How humiliating can things be? China doesn’t dare to touch Taiwan’s or Japan’s soldiers despite being sworn foes. But India? China finds it totally safe to kill Indian soldiers without an iota of Indian retribution!
Beijing seems to be utterly confident that even if some Indian soldiers die at the hands of the Han Chinese, India’s public memory is so short that people will forget it sooner or later, and life will go on as usual. And the Chinese will be free to start making money once again in the Indian market.
On June 26, America’s Wall Street Journal warned: “What are the costs of kowtowing to China? India faces this question afresh after clashes on the Himalayan boundary which took the lives of 20 Indian soldiers”.
Should India fail to push the Chinese back, “it would be an example of very successful public intimidation by China, that opens door to further blackmail down the line”.
The Chinese are only following a time-tested policy, one that have been successfully doing since 1949 on all their borders and with all neighbours. They will simply never give up the easy way of expanding territories through surreptitious, illegal means because that’s where the expertise of the PLA, the political sword and arm of the Communist Party, truly lies.
For India, it may be the worst of times, despite the dubious, so-called “retreat from Galwan”. First came the “Chinese virus”, and we are still struggling to cope with it.

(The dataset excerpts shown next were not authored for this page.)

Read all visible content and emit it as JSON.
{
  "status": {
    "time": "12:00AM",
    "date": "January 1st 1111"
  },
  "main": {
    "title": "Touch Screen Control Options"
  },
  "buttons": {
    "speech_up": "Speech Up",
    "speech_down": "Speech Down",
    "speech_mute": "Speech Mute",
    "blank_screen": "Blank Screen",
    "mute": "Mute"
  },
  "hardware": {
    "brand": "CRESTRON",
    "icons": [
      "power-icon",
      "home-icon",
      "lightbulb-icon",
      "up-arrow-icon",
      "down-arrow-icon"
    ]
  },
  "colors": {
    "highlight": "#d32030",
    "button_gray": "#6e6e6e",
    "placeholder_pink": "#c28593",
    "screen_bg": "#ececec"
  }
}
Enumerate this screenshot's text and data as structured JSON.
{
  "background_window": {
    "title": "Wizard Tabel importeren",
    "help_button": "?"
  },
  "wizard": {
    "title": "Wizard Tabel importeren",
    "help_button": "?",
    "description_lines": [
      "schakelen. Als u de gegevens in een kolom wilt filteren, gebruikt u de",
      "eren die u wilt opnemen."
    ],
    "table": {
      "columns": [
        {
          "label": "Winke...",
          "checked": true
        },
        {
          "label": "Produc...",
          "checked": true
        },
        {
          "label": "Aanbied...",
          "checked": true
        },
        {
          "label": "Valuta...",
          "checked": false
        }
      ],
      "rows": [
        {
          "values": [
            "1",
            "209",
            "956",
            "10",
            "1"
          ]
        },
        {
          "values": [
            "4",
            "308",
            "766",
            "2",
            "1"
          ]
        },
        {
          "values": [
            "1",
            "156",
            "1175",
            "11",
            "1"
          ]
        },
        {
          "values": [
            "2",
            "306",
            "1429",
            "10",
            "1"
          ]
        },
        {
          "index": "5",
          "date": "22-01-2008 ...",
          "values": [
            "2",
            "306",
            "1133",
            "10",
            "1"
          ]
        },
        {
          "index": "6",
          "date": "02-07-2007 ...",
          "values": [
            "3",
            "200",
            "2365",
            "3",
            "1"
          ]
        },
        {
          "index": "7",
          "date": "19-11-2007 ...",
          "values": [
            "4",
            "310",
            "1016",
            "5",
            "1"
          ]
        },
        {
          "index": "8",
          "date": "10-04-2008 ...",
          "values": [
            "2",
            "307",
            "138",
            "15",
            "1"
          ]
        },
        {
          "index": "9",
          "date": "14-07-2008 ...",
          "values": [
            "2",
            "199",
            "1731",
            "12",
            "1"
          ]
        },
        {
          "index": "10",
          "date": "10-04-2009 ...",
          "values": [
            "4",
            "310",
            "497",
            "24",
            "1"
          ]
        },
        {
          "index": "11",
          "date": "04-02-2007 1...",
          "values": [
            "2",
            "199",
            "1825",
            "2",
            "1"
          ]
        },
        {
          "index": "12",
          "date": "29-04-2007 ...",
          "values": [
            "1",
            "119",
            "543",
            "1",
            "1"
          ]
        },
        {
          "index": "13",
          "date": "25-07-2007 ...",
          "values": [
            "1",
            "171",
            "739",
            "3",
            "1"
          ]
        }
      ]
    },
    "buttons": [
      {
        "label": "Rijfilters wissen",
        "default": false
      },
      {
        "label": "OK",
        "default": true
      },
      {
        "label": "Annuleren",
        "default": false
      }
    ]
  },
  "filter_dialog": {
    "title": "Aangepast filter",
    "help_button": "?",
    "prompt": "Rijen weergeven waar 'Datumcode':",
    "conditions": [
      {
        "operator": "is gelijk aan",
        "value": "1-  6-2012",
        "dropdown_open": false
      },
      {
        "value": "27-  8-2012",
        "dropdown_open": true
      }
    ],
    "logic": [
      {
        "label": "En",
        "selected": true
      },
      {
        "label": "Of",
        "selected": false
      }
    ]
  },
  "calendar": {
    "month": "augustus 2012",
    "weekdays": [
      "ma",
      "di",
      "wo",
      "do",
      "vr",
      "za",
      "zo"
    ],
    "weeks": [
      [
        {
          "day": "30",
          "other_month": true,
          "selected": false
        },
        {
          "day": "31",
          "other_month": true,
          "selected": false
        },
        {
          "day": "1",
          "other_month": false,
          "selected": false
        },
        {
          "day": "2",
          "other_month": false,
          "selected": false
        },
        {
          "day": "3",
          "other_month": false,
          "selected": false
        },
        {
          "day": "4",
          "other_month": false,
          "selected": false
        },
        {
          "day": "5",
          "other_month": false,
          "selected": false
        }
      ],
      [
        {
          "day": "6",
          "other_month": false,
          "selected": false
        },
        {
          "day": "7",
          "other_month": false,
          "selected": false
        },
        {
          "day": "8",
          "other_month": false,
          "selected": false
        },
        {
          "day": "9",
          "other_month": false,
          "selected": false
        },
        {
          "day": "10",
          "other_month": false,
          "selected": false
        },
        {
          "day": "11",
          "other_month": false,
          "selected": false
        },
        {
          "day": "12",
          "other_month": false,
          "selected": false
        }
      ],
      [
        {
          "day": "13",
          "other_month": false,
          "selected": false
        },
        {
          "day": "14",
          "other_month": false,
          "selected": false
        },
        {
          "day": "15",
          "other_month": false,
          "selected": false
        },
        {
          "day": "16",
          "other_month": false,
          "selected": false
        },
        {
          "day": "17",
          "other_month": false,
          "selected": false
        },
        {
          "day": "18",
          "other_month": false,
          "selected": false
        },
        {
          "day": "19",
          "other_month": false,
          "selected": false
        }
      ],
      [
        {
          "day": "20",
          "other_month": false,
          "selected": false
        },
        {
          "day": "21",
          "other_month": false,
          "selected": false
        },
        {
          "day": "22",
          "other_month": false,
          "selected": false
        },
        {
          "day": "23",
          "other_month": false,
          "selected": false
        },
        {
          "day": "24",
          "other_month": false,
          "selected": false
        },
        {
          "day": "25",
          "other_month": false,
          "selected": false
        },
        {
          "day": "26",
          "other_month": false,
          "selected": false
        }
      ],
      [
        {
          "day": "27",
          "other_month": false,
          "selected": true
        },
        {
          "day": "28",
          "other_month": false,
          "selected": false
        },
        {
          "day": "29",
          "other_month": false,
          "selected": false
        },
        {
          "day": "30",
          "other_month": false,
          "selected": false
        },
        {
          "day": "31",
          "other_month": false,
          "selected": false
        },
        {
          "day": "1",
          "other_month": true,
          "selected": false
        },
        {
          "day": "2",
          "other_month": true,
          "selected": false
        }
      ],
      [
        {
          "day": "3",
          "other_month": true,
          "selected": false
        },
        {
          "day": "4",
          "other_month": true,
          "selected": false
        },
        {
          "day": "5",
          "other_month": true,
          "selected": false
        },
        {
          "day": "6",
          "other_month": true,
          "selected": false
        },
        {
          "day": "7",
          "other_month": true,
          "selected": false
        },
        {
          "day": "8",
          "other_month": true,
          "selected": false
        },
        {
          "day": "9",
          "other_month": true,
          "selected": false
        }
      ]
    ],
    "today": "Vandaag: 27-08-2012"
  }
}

Then came the Chinese penetration of India’s economy, and finally, the Han Chinese invasion of India, mauling our sovereignty and our soldiers? Can India hit back?
Yes, but not in haste; and perhaps not by force. Some of the gear our armed forces need are also made, if only indirectly, by the Chinese! The Washington Post reported June 28: “A striking example of the Chinese role came days after the Galwan clash.
The MD of SMPP, a firm that was awarded a major contract to make over 100,000 bulletproof jackets for the Indian Army in 2018, said the company relied on imported materials from China to make its products,” though adding: “If required, we will look to alternative routes.”
After this, how can Indians absurdly talk about a war with China? If Indian businessmen import materials for basics like bulletproof jackets, and ignore calls to “Make in India”, do Indian corporates want New Delhi to kowtow to a marauding Beijing?